Juchata und Calavus ließen sich kaum aus den Augen, ihre Blicke waren hasserfüllt, seine einfach nur eiskalt. Und doch spürten beide eine Anziehung, die sie noch nie in ihrem Leben gespürt hatten.

Es war trotzdem ein ungleiches Spiel, denn die Machtverhältnisse schienen eindeutig. Beide wussten es. Nur einer erfreute sich an der Situation.

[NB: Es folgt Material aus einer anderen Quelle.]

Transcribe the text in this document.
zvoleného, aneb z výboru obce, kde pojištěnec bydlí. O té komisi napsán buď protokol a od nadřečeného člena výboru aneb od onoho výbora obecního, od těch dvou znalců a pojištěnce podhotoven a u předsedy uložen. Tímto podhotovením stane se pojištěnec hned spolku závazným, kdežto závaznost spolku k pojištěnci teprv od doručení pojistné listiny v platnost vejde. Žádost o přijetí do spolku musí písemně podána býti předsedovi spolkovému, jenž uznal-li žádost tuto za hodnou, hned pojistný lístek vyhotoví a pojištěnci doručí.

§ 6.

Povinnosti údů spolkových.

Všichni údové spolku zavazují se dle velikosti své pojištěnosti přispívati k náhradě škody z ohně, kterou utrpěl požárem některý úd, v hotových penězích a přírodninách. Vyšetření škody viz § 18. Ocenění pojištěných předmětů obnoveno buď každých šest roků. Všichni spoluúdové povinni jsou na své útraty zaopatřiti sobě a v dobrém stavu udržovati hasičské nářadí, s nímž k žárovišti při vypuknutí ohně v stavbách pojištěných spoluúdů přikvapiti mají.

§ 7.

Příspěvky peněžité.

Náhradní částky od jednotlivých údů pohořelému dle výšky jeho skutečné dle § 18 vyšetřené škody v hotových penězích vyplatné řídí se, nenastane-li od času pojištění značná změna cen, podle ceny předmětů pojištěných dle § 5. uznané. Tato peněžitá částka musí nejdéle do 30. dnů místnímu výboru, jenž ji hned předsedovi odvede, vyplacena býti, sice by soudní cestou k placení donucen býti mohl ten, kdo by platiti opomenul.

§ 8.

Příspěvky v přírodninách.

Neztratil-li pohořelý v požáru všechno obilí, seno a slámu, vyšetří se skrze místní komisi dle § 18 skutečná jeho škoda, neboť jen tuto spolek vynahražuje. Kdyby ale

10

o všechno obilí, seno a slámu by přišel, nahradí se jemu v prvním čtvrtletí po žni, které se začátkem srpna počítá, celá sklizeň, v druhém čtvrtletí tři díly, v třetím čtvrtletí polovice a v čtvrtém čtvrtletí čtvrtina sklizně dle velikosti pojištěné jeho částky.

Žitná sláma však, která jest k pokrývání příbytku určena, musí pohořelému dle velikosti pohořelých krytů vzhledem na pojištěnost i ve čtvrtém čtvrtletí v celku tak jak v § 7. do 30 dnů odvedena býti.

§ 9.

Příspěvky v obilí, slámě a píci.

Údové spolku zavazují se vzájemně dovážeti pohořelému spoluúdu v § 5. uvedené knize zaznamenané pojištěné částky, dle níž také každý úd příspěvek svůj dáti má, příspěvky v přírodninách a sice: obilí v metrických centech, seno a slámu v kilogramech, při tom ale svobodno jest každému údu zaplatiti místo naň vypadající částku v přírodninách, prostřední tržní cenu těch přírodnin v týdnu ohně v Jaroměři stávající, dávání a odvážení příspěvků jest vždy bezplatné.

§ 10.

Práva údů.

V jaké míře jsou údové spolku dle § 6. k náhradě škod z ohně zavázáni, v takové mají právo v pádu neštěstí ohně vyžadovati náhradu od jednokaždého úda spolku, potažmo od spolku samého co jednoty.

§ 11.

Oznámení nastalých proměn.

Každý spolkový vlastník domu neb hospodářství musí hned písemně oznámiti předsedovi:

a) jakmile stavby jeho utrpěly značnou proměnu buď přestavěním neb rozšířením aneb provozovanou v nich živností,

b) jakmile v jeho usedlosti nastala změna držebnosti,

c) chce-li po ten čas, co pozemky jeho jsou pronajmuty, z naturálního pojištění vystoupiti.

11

Vincus hatte das Gespräch von seinem Guckloch im Nebenzimmer aus verfolgt, während Ketauro die Gäste unterhielt. Er wusste, dass Juchata sein Spiel jetzt verstand. Die Wahl war keine, er wunderte sich nur, dass sie es vorher noch nicht durchschaut hatte. Er rechnete damit, dass sie sich noch ein wenig zieren würde, doch im Grunde konnte er beruhigt sein. Das erste Mal in dieser Nacht erlaubte er sich ein leises Lächeln, das nach einer Sekunde erstarb. Wieder wurde er sich bewusst, was er seiner Tochter antat. Das wäre alles nicht notwendig gewesen, wenn Naxbil ihn nicht verraten hätte. Sein Sohn hatte sich still und leise wieder entfernt, niemand hatte Kenntnis von ihm genommen. Es war so als hätte er nicht existiert. Dass Naxbil für alle Zeiten erledigt war, wusste auch Vincus, denn die elitäre Gesellschaft ignorierte ihn bereits und strafte ihn mit Nicht-Achtung. Vincus würde sich eines Tages mit der Zukunft seines ältesten Sohnes auseinandersetzen müssen, was eine unangenehme Geschichte werden würde. Vielleicht ein Posten in der Armee, um ihn einige Jahre in den Kasernen verschwinden zu lassen oder sogar das Amt eines Ophraces, auch wenn das trotz seines Einflusses ungleich schwieriger zu bewerkstelligen sein würde. Vincus schob diese Gedanken davon, das hatte Zeit. Im Moment brannte es an anderer Stelle. Er schaute wieder durch das Guckloch, noch immer war keine Entscheidung gefallen. Also lehnte er sich zurück, stand nach einer Minute auf und ging wieder in den Aufenthaltsraum, in dem sich die Familien aufhielten. Seine Abwesenheit war kaum aufgefallen, denn Ketauro hatte eine der alten Geschichten aus seiner Zeit vor der Weihung erzählt, die immer gut ankamen und mit jedem Erzählen einige Details hinzugewannen. Vincus atmete auf und hörte seinem alten Freund zu, ließ sich von seinen Abenteuern gefangen nehmen und vergaß für diese Zeit alle Sorgen.